An hour before people started arriving at Vilsack's announcement, Fox News was talking about a marquee confrontation between Sens. Hillary Clinton and Barack Obama, two perpetually exposed Democrats in the might-be-but-not-quite-yet phase of running for president.

The declining status of the official announcement might say as much about the news media's attention deficit disorder as it does about the continuing campaign by candidates to get noticed. But the reality is that Vilsack is running and now his job is to attract attention to himself - and, ultimately, to become the first candidate from the Midwest elected president in more than a half-century.

"Let us stop the endless partisan debate and empty talk," said Vilsack, who in 1998 became the state's first Democratic governor in 32 years. As he told the crowd of several hundred supporters, he has "always been the underdog and long shot" and has "always been inspired by stories of ordinary people who struggled but ultimately succeeded."

Vilsack has been described as resembling Winnie the Pooh and, as a public speaker, he tacks more toward sincerity than rhetorical fire. Unlike the last Iowan who ran for president, the loquacious Sen. Tom Harkin, Vilsack's stage presence suggests impatience with the obligatory folderol and a desire to get down to business.

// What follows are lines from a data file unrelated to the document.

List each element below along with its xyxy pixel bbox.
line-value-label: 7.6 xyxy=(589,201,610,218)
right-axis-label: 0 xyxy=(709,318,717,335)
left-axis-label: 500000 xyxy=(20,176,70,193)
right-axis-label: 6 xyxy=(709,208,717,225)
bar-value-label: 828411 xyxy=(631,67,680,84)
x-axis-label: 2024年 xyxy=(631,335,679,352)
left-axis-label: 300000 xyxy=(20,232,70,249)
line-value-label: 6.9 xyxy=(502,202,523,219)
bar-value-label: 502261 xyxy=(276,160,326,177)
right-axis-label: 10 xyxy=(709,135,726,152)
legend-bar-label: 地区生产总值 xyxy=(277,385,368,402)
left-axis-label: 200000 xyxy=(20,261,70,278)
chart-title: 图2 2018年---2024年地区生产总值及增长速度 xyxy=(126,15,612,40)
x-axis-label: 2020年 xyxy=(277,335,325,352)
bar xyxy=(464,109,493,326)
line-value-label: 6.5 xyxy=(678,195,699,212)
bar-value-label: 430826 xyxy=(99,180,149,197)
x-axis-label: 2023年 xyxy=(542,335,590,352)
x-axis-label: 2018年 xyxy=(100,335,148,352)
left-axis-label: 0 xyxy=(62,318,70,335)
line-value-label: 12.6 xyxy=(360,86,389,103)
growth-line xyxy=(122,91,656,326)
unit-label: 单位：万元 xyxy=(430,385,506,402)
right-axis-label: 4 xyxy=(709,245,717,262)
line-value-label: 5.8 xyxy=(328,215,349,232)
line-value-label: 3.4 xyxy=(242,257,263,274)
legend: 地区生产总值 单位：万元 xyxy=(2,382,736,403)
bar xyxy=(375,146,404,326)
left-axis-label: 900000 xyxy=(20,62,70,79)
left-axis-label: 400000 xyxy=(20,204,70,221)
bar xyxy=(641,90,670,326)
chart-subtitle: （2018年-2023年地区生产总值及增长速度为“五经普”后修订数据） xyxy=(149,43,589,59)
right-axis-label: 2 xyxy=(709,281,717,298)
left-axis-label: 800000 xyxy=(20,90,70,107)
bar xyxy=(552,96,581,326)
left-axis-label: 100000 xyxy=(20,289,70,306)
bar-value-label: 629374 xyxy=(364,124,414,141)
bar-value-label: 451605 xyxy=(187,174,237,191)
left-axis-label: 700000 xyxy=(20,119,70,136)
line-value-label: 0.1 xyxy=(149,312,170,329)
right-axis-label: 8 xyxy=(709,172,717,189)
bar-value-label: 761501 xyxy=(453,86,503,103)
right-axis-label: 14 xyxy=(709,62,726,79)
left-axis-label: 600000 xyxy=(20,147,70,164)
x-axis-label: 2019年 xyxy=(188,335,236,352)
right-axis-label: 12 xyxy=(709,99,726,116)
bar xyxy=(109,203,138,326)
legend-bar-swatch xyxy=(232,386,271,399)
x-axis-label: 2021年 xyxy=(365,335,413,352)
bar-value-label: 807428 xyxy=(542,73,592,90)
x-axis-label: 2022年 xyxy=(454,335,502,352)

"He's off the radar screen with people on the East Coast. Iowa is not Idaho, and it's not Ohio. It's Iowa," said Mary Beth Young, a retired teacher and administrator who attended the pot luck dinner that preceded his announcement. Radio station WHO-AM, the most powerful in Iowa, asked in a midday newscast whether Vilsack would be viewed in New Hampshire as "a hayseed."

In eight years as governor, Vilsack earned the reputation of a strong advocate for education and a proponent of balanced budgets. As a victim of child abuse, Vilsack fought to strengthen the tools that officials need to investigate child abuse.

Vilsack is described by those who know him as solid, studious, earnest and tending toward impatience.

"People are tired of the shallow, scripted candidates with blow-dry hair," said Lt. Gov. Sally Peterson. "He has the right set of values."

Tim Jones writes for the Chicago Tribune.

Thomas James Vilsack

AGE, BIRTH DATE, LOCATION: 56; Dec. 13, 1950; Pittsburgh. He was orphaned at birth and was adopted on April 10, 1951.

EXPERIENCE: Mayor of Mount Pleasant, Iowa, 1987-1992; state senator, 1992-1998; governor of Iowa, 1998-2006; practiced law in Mount Pleasant before becoming governor.

EDUCATION: Bachelor's degree, Hamilton College, 1972; law degree, Albany Law School, 1975

FAMILY: Wife, Christie Vilsack; two adult sons, Jess and Doug

QUOTE: "I have always been the underdog and long shot. And I have always been inspired by stories of ordinary people who struggled but ultimately succeeded."